Chiles Wilson Jr. had planned to branch off from the family business.
He was raised on a farm in Walnut Grove, a droplet of a town right on the Sacramento River. His great-grandfather, grandfather and father were all farmers. Growing up, Wilson spent hours in the orchard and packing shed, processing different fruit. Farming was in his blood, but not his future, he thought. So he left for San Francisco’s Academy of Art to study product design.
Three years later and jobless with an associate’s degree in industrial design, Wilson returned to his roots, helping his father, who was still shipping fruit to grocery stores. During this time he thought of an idea to deliver fruit to workplaces as an alternative to vending machines and other processed snacks.
Last year, he emptied out his savings and launched Branch to Box, an online fruit and healthy snack subscription service. Typically, fruit goes through many hands — farmer, packer, shipper, broker — before reaching the supermarket. Based in Lodi, Branch to Box focuses on cutting out the middlemen (hence the name) to provide the freshest possible fruit to offices.
“Different studies have shown the benefits of businesses offering fruit or healthy alternatives to their employees,” Wilson says, citing a Harvard Business Review article on wellness programs.
The company offers different subscription plans, where employers can choose the box size, delivery date and frequency of delivery. The smallest box is $27, the largest $69. To this point, Branch to Box has more than 100 subscribers, most in the Bay Area, Wilson says, adding that some businesses subscribe to have new boxes every day of the week.
Currently, Branch to Box sources from 12 different growers. Given his background, Wilson specializes in growing and shipping fruit, although vegetables may be a possibility in the future. The fruit varies depending on what’s in season. Staples include pears, apples and different citrus fruits, as well as trail mix and almonds. The company also crosses varieties of fruit from local farmers. There is no commercial demand for them, but farmers usually just juice them, Wilson says. One of his favorites is a cross between a Bartlett green pear and a Bosc pear.
The box includes a “fruit map” to educate customers on the types of fruit in each box. In the beginning, Wilson says he included exotic fruits, such as dragon fruit, but that didn’t go over well.
“I’m one of those people who go, ‘Whoa, that’s a funky looking fruit, I’ll try that!’” he says. “But I’ve found that most people don’t like to stray too far from their comfort zone.”
With his father’s connections in the shipping industry, Wilson was able to keep shipping rates low. But one challenge was figuring out how to get fruit delivered Monday morning. Nobody ships over the weekend and the fruit would go bad if he delivered on Friday to be consumed Monday. He says he figured out a solution, but chose not to disclose it for competitive reasons.
The other big hurdle has been getting the word out. Branch to Box is online, and this isn’t the type of concept that sells itself on pictures alone. For that reason, Wilson sends free samples to offices, so employers understand how it works.

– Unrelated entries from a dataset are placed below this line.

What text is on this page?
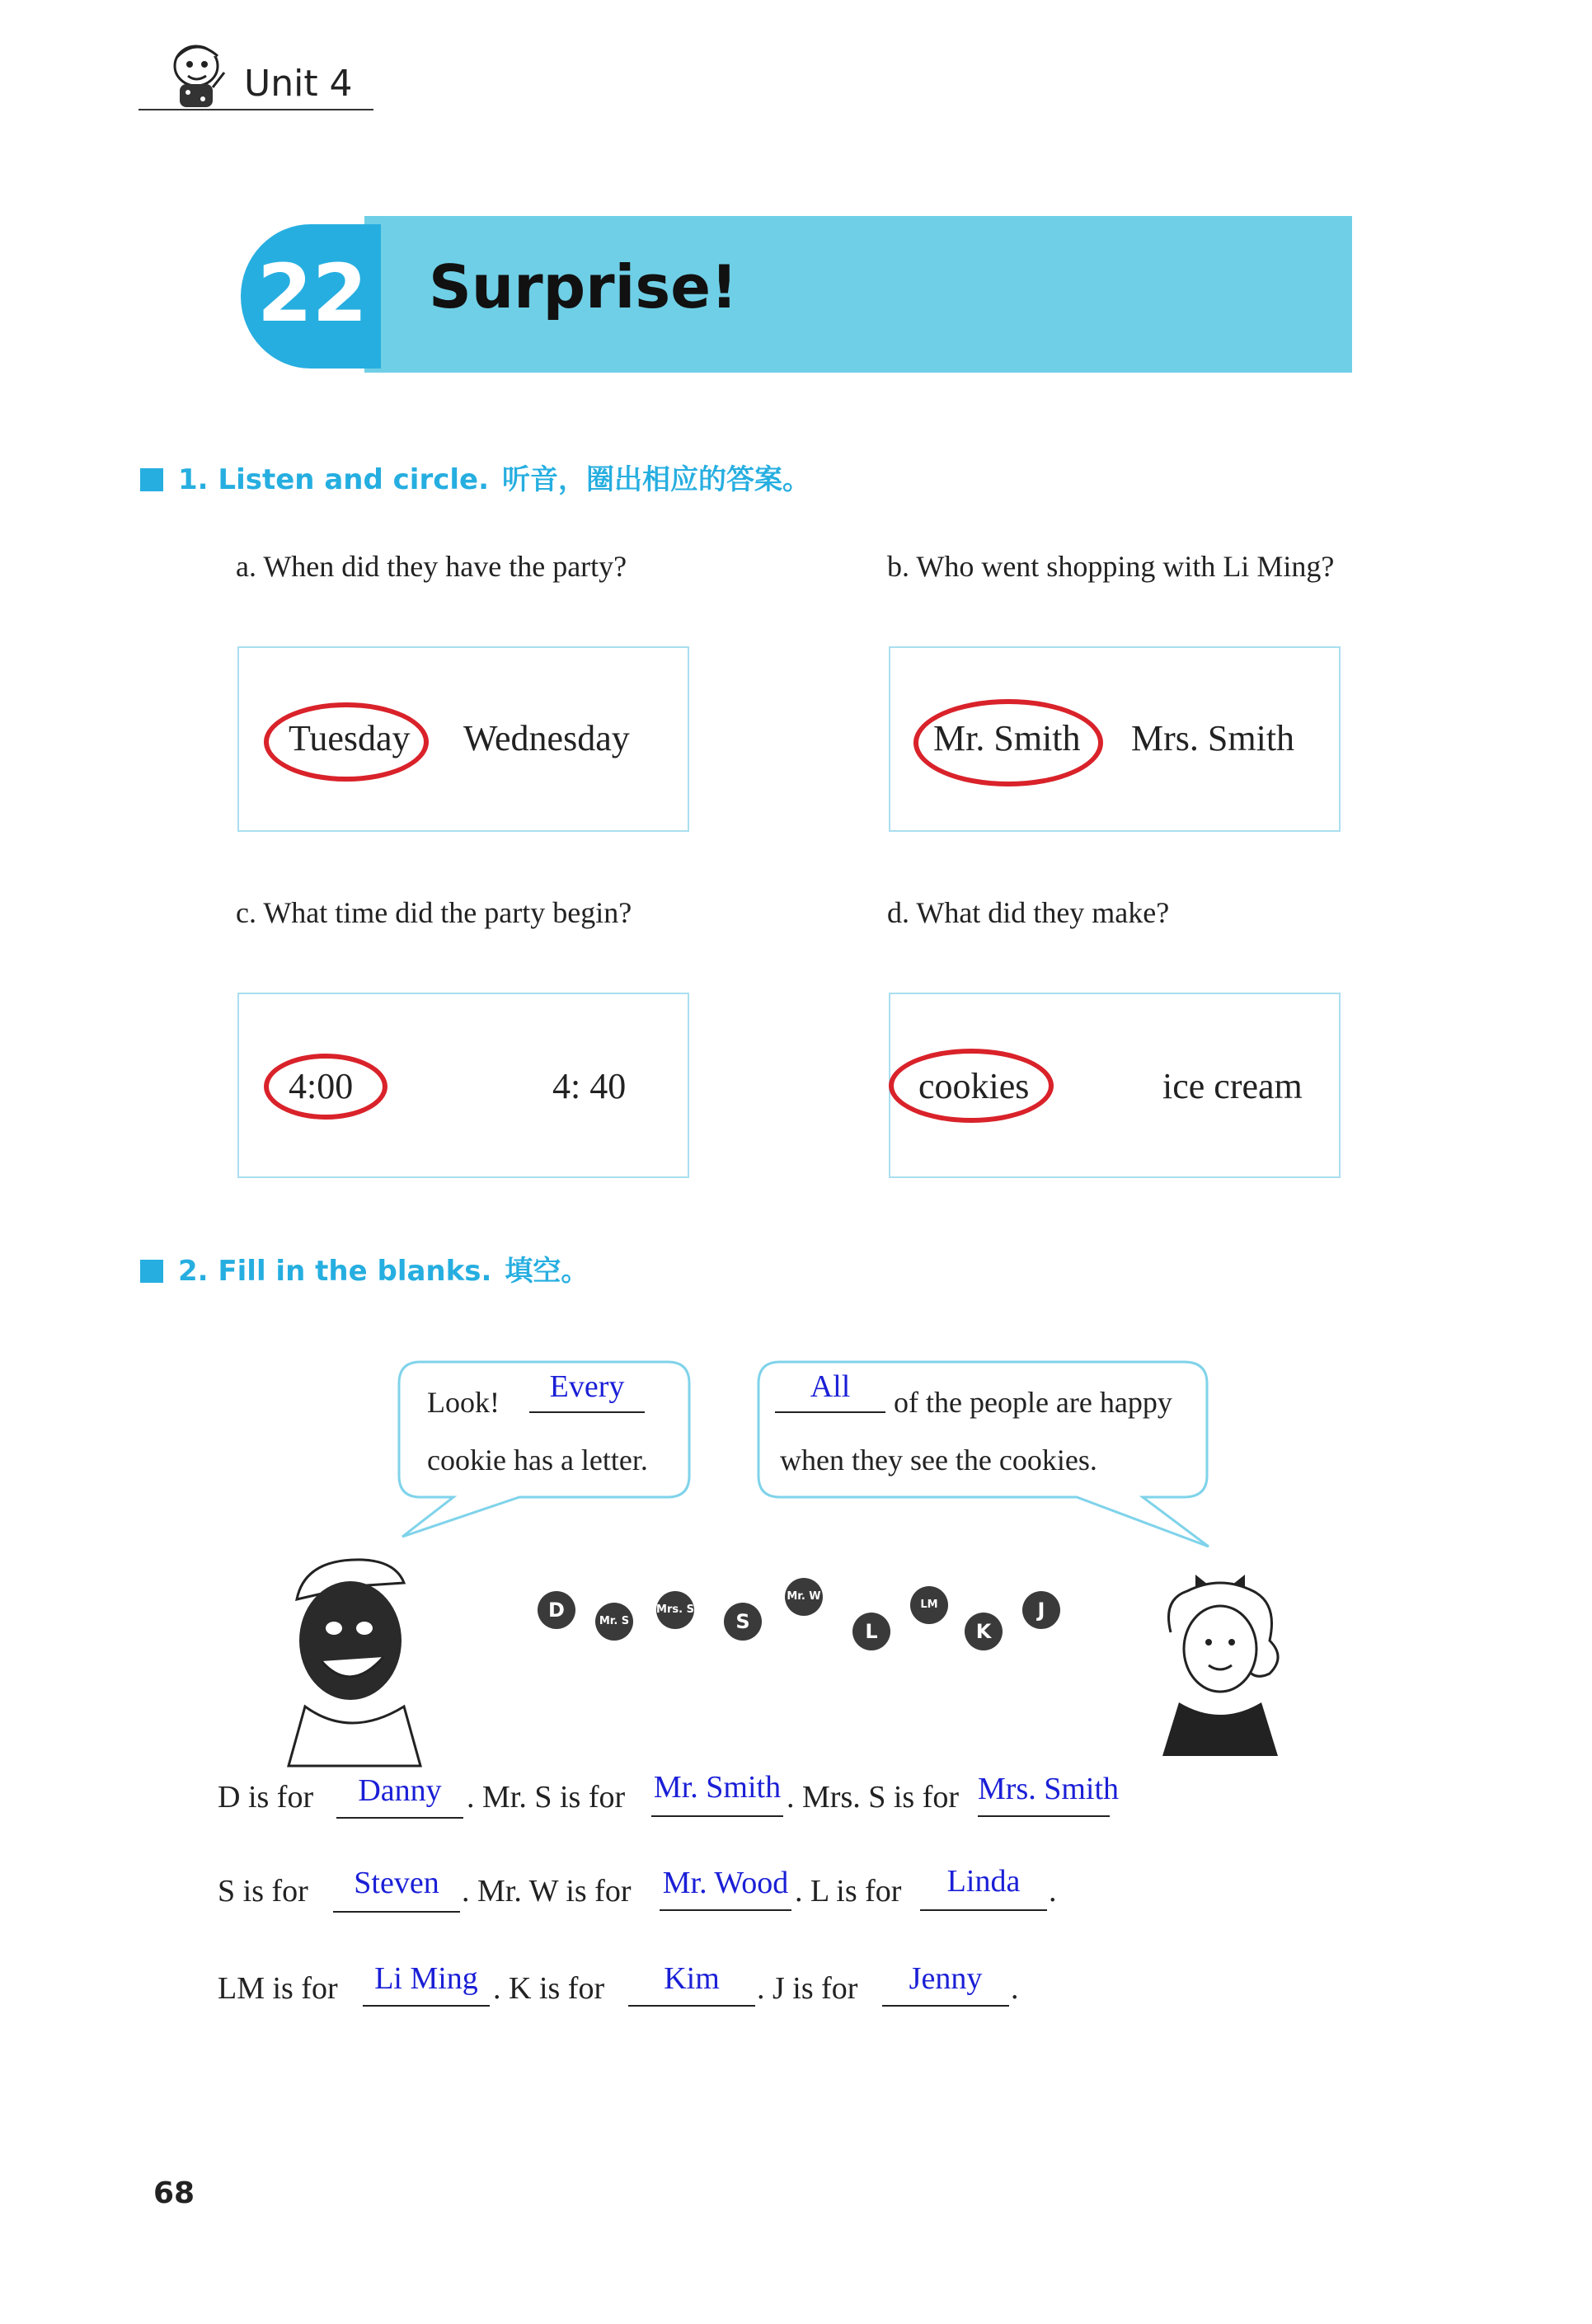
Unit 4
22 Surprise!
1. Listen and circle. 听音，圈出相应的答案。
a. When did they have the party?
Tuesday Wednesday
b. Who went shopping with Li Ming?
Mr. Smith Mrs. Smith
c. What time did the party begin?
4:00	4: 40
d. What did they make?
cookies	ice cream
2. Fill in the blanks. 填空。
Look!	Every
cookie has a letter.
All	of the people are happy
when they see the cookies.
D	Mr. S
Mrs. S
S
Mr. W
L
LM
K
J
D is for	Danny . Mr. S is for Mr. Smith . Mrs. S is for Mrs. Smith
S is for	Steven . Mr. W is for Mr. Wood . L is for	Linda .
LM is for	Li Ming . K is for	Kim	. J is for	Jenny .
68
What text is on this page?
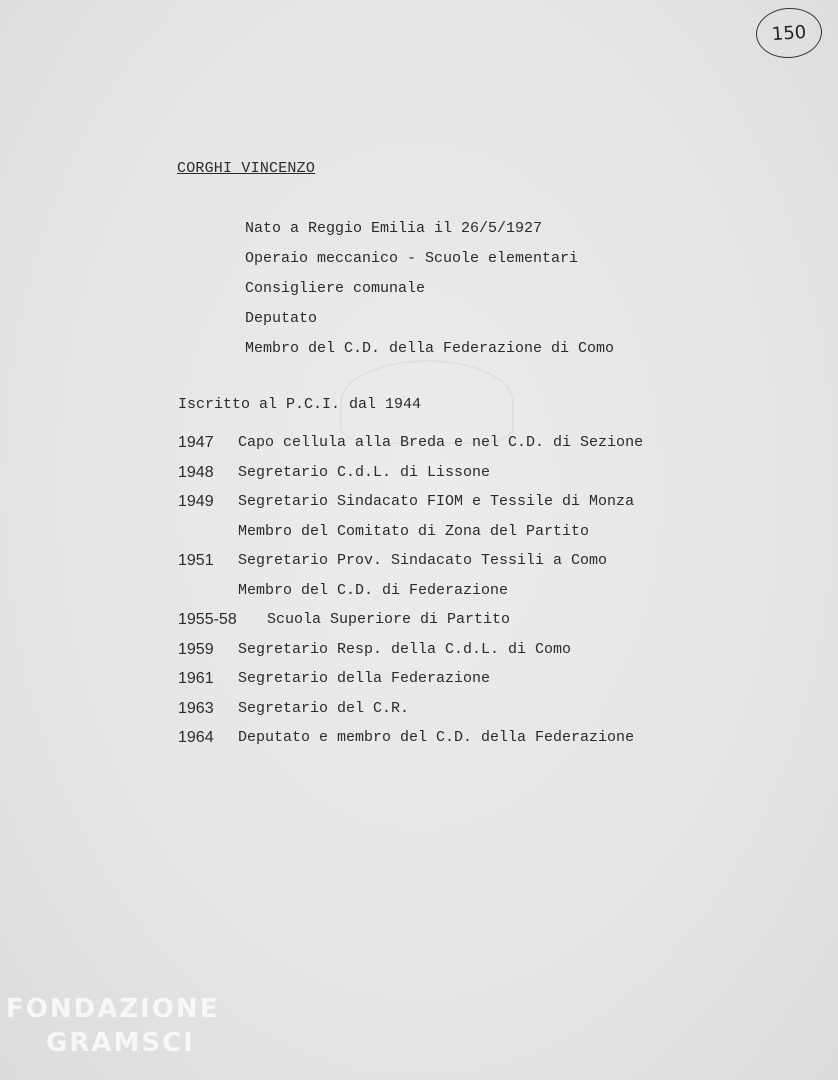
150
CORGHI VINCENZO
Nato a Reggio Emilia il 26/5/1927
Operaio meccanico - Scuole elementari
Consigliere comunale
Deputato
Membro del C.D. della Federazione di Como
Iscritto al P.C.I. dal 1944
1947	Capo cellula alla Breda e nel C.D. di Sezione
1948	Segretario C.d.L. di Lissone
1949	Segretario Sindacato FIOM e Tessile di Monza
Membro del Comitato di Zona del Partito
1951	Segretario Prov. Sindacato Tessili a Como
Membro del C.D. di Federazione
1955-58	Scuola Superiore di Partito
1959	Segretario Resp. della C.d.L. di Como
1961	Segretario della Federazione
1963	Segretario del C.R.
1964	Deputato e membro del C.D. della Federazione
FONDAZIONE
GRAMSCI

James Christie can’t recall if he received a free sample, but he’s been using the service for five months. He’s the president and managing director of Bryant Christie Inc., which helps exporters open and expand international markets with a focus on U.S. agriculture, food and beverage.
Based in Seattle, the 25-year-old company has a Sacramento office, where Christie oversees a staff of 10. He says he used to bring in pastries and doughnuts on occasion. Being in the ag industry in the Farm-to-Fork capital, he figured a switch to healthier options made sense. He signed up to have Branch to Box deliver fruit boxes every other week.
“The staff was sort of shy about it at first,” he says. “I sort of sprung it on them and was taking pictures to see how fast it would go. Now, if you don’t get in between the first and second day, you might be missing out. I work with a lot of millennials, so I’m looking for ways to keep them happy.”
Wilson plans to expand the business. In the fall, Branch to Box is set to launch on the East Coast. A portion of the box will be sourced from area farmers out there, but the rest will come from California orchards and partner growers on the West Coast, he says. He knows this is a process that takes time and grassroots effort, especially since he doesn’t want any funding from outside sources.
“I’m not looking for any investors,” Wilson says. “I want to keep this a family business.”